Cold terror made of her an expert driver, and a keen survival instinct improved her judgment, honed her reaction time to a split-second edge. She piloted the Explorer through a slalom course of storm debris, wheeling into every slide, jolting through chuckholes that made the steering wheel stutter in her hands, powering out of a near stall when a flooded swale in the pavement proved to be deeper than it looked.
When she saw a gnarled, clawlike evergreen limb too late to avoid it, those broken fingers of pine tore at the undercarriage, scratched, scraped, knocked, as though some living creature were determined to get at them through the floorboards. The branch got hung up on the rear axle, rapping noisily for a quarter of a mile before it finally splintered and fell away.
Chastened, Molly eased up on the accelerator. For the next quarter of a mile, she glanced repeatedly at the fuel gauge, worried that the gas tank might have been punctured.
The indicator needle held steady just below the full mark. No instrument-panel lights appeared to indicate falling oil pressure or a loss of any other vital fluid. Her luck had held.
At this slower speed, less intently focused on her driving, she could think more clearly about the grisly episode at the Corrigan place. No matter how hard she mulled it over, however, she could not understand it.
“What was that, damn, what happened back there?” she asked, recognizing a scared-girl note in her voice, neither surprised nor embarrassed to hear her words strung on a tremor.
“Can’t get my mind around it,” Neil admitted.
“Harry was dead.”
“Yeah.”
“Brains all over the bathroom.”
“That’s a memory maybe even Alzheimer’s couldn’t erase.”
“So how could he be up on his feet again?”
“Couldn’t.”
“And talking.”
“Couldn’t.”
“But he did, he was. Neil, for God’s sake, I mean, what does something like that have to do with Mars?”
“Mars?”
“Or wherever they’re from—the other side of the Milky Way, another galaxy, the end of the universe.”
“I don’t know,” he said.
“This isn’t like ETs in the movies.”
“ ’Cause this isn’t the movies.”
“Doesn’t seem to be real life, either. The real world runs on logic.”
Having fished spare shells from his raincoat pockets, Neil reloaded the shotgun. He didn’t fumble the ammunition. His hands were steady.
Never in her memory had his hands been otherwise, or his mind, or his heart.
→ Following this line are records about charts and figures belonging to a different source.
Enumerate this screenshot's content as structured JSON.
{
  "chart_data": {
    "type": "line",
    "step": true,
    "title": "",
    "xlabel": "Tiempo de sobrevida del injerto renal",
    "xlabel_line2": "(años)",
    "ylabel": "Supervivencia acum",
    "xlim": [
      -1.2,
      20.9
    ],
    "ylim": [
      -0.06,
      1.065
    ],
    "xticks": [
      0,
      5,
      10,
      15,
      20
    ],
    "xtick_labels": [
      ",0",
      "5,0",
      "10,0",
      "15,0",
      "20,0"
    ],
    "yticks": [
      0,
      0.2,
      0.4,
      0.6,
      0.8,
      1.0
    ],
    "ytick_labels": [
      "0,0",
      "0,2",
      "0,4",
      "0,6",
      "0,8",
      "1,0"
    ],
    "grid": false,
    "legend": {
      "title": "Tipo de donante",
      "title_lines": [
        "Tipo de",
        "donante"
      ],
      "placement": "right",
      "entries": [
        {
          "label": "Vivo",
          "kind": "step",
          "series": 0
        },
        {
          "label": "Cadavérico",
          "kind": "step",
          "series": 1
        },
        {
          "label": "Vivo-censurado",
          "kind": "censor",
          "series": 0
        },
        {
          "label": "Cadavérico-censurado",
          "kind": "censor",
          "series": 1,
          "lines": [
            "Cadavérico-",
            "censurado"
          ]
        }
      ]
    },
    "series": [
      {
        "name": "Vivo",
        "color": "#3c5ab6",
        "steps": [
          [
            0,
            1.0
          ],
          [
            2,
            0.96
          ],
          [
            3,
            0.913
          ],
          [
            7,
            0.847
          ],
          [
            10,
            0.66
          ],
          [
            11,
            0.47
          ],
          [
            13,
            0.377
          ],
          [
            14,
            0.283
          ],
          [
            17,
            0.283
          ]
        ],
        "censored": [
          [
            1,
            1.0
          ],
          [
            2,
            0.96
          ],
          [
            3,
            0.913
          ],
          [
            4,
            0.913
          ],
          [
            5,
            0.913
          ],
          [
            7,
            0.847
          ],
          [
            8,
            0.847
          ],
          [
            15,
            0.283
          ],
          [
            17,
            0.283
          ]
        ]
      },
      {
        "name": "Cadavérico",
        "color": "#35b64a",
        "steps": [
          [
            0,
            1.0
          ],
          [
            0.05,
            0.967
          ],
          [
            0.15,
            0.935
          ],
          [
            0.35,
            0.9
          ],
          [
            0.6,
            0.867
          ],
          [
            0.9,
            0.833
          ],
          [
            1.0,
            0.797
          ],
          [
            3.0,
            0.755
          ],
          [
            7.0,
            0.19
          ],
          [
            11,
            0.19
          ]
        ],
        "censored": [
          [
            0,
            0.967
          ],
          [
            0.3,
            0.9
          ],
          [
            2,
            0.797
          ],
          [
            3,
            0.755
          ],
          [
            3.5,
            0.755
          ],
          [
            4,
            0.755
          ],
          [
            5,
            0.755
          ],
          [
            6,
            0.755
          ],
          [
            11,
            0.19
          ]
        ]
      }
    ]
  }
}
Steady Neil.
“So where’s the logic?” Molly asked. “I don’t see it.”
Half as big as pineapples, two objects dropped from overhead, bounced off the hood of the Explorer.
Molly braked before she realized they were pine cones. They resembled hand grenades as they ricocheted off the windshield and arced away into the night.
“Parasites,” Neil said.
She brought the Explorer to a full stop, half on the road, half on the graveled shoulder. “Parasites?”
“They might be parasites,” he said, “these things from the far end of the universe or the dark side of the moon, or wherever they’re from. Parasites—that’s an old theme in science fiction, isn’t it?”
“Is it?”
“Intelligent parasites, capable of infecting a host body and controlling it as if it were a puppet.”
“What host body?”
“Anything, any species. In this case, Harry’s corpse.”
“You call that logic?”
“Just speculation.”
“But how does this parasite—I don’t care if it’s smarter than the entire membership of Mensa combined—how does it control a host that’s blown out its brains?”
“The corpse still has a jointed skeleton, musculature, intact nerve pathways below the brainpan,” he said. “Maybe the parasite plugs into all that-and can manipulate the host, brain or no brain.”